Charles, à la neige et à la pluie, chevauchait par les chemins de traverse. Il mangeait des omelettes sur la table des fermes, entrait son bras dans des lits humides, recevait au visage le jet tiède des saignées, écoutait les râles, examinait des cuvettes, retroussait bien du linge sale; mais il trouvait tous les soirs un feu flambant, la table servie, des meubles souples, et une femme en toilette fine, charmante et sentant frais, à ne savoir même d'où venait cette odeur, ou si ce n'était pas sa peau qui parfumait sa chemise.
Elle le charmait par quantité de délicatesses; c'était tantôt une manière nouvelle de façonner pour les bougies des bobèches de papier, un volant qu'elle changeait à sa robe ou le nom extraordinaire d'un mets bien simple, et que la bonne avait manqué, mais que Charles jusqu'au bout avalait avec plaisir.

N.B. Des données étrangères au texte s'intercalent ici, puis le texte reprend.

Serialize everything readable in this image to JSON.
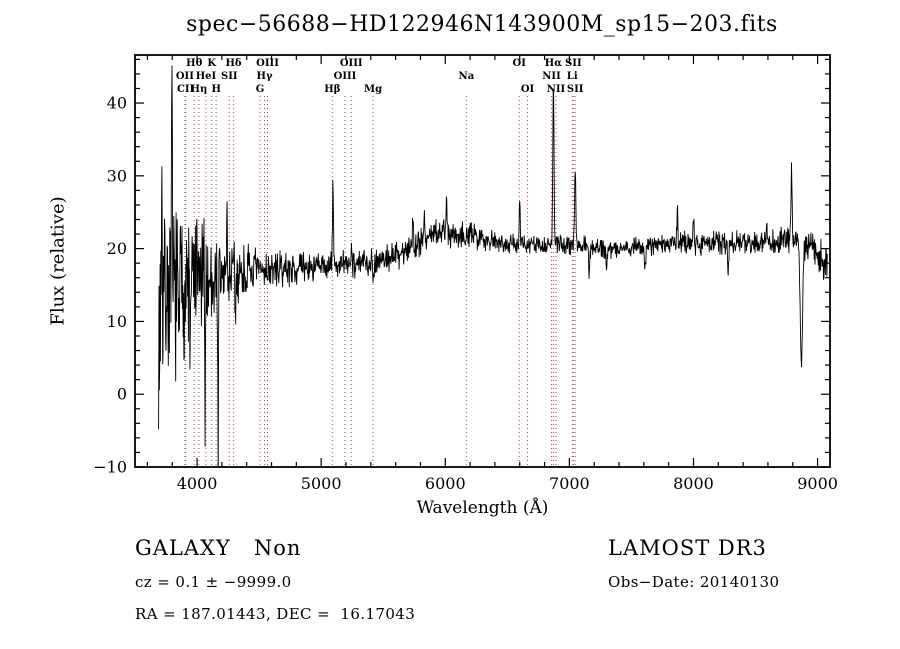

Elle vit, à Rouen, des dames qui portaient à leur montre un paquet de breloques; elle acheta des breloques. Elle voulut sur sa cheminée deux grands vases de verre bleu, et quelque temps après un nécessaire d'ivoire, avec un dé de vermeil. Moins Charles comprenait ces élégances, plus il en subissait la séduction. Elles ajoutaient quelque chose au plaisir de ses sens et à la douceur de son foyer. C'était comme une poussière d'or qui sablait tout du long le petit sentier de sa vie.

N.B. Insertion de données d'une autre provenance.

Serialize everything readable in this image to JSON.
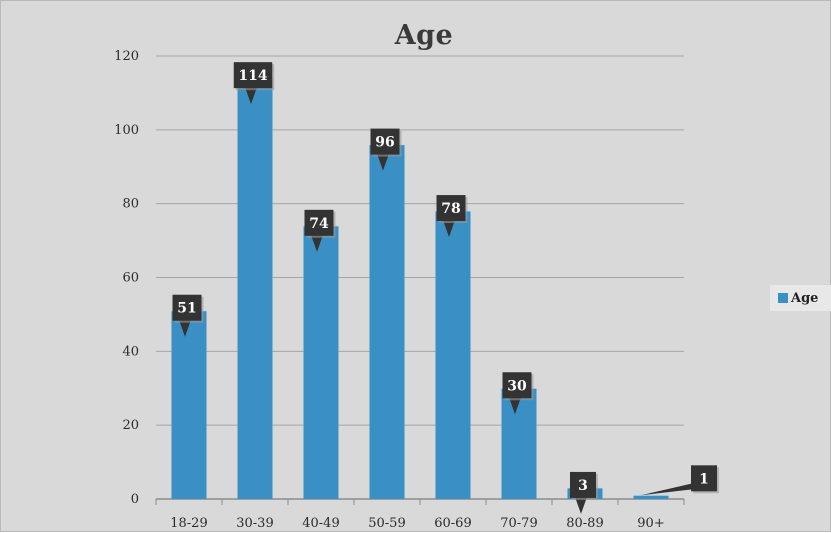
{
  "chart_data": {
    "type": "bar",
    "title": "Age",
    "categories": [
      "18-29",
      "30-39",
      "40-49",
      "50-59",
      "60-69",
      "70-79",
      "80-89",
      "90+"
    ],
    "series": [
      {
        "name": "Age",
        "values": [
          51,
          114,
          74,
          96,
          78,
          30,
          3,
          1
        ]
      }
    ],
    "yticks": [
      0,
      20,
      40,
      60,
      80,
      100,
      120
    ],
    "ylim": [
      0,
      120
    ],
    "grid": true,
    "legend_position": "right",
    "data_labels": true,
    "colors": {
      "bar": "#3a8fc4",
      "label_bg": "#333333",
      "plot_bg": "#d9d9d9",
      "grid": "#a6a6a6"
    }
  }
}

Il se portait bien, il avait bonne mine; sa réputation était établie tout à fait. Les campagnards le chérissaient parce qu'il n'était pas fier. Il caressait les enfants, n'entrait jamais au cabaret, et d'ailleurs inspirait la confiance par sa moralité. Il réussissait particulièrement dans les catarrhes et les maladies de poitrine. Craignant beaucoup de tuer son monde, Charles, en effet, n'ordonnait que des potions calmantes, de temps à autre de l'émétique, un bain de pieds ou des sangsues. Ce n'était pas que la chirurgie lui fît peur; il vous saignait les gens largement, comme des chevaux, et il avait pour l'extraction des dents une poigne d'enfer.

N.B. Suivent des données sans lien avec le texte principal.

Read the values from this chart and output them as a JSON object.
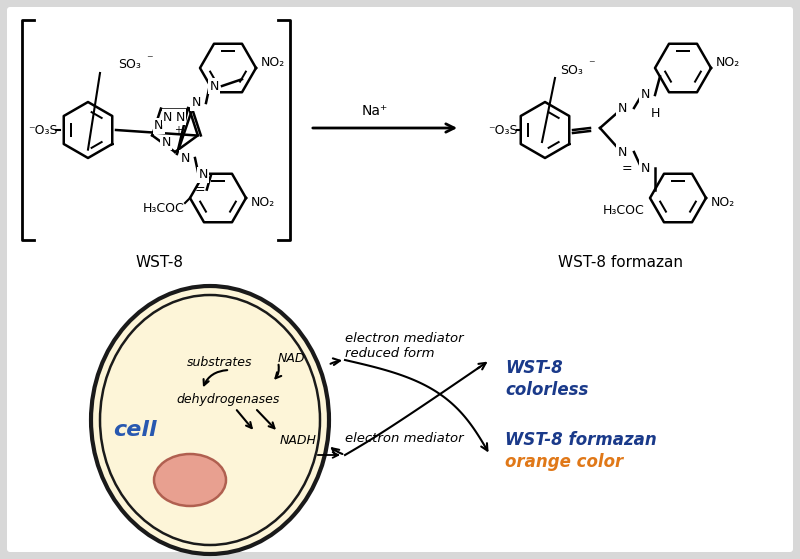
{
  "bg_color": "#d8d8d8",
  "panel_bg": "#ffffff",
  "cell_fill": "#fdf5d8",
  "cell_outline": "#1a1a1a",
  "nucleus_fill": "#e8a090",
  "nucleus_outline": "#b06050",
  "wst8_label_color": "#1a3a8a",
  "orange_color": "#e07818",
  "cell_text_color": "#2858b0",
  "wst8_label": "WST-8",
  "formazan_label": "WST-8 formazan",
  "substrates": "substrates",
  "dehydrogenases": "dehydrogenases",
  "nad": "NAD",
  "nadh": "NADH",
  "cell_word": "cell",
  "em_reduced_1": "electron mediator",
  "em_reduced_2": "reduced form",
  "em": "electron mediator",
  "wst8_colorless_1": "WST-8",
  "wst8_colorless_2": "colorless",
  "wst8_formazan_text": "WST-8 formazan",
  "orange_color_text": "orange color",
  "na_plus": "Na"
}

Enfin, pour se tenir au courant, il prit un abonnement à la Ruche médicale, journal nouveau dont il avait reçu le prospectus. Il en lisait un peu après son dîner; mais la chaleur de l'appartement, jointe à la digestion, faisait qu'au bout de cinq minutes, il s'endormait; et il restait là, le menton sur ses deux mains, et les cheveux étalés comme une crinière jusqu'au pied de la lampe. Emma le regardait en haussant les épaules. Que n'avait-elle au moins pour mari un de ces hommes d'ardeurs taciturnes qui travaillent la nuit dans les livres, et portent enfin à soixante ans, quand vient l'âge des rhumatismes, une brochette de croix sur leur habit noir, mal fait. Elle aurait voulu que ce nom de Bovary, qui était le sien, fût illustre, le voir étalé chez les libraires, répété dans les journaux, connu par toute la France. Mais Charles n'avait point d'ambition! Un médecin d'Yvetot, avec qui dernièrement il s'était trouvé en consultation, l'avait humilié quelque peu, au lit même du malade, devant les parents assemblés. Quand Charles lui raconta le soir cette anecdote, Emma s'emporta bien haut contre le confrère. Charles en fut attendri. Il la baisa au front avec une larme. Mais elle était exaspérée de honte; elle avait envie de le battre, elle alla dans le corridor ouvrir la fenêtre et huma l'air frais pour se calmer. «Quel pauvre homme! quel pauvre homme!» disait-elle tout bas en se mordant les lèvres.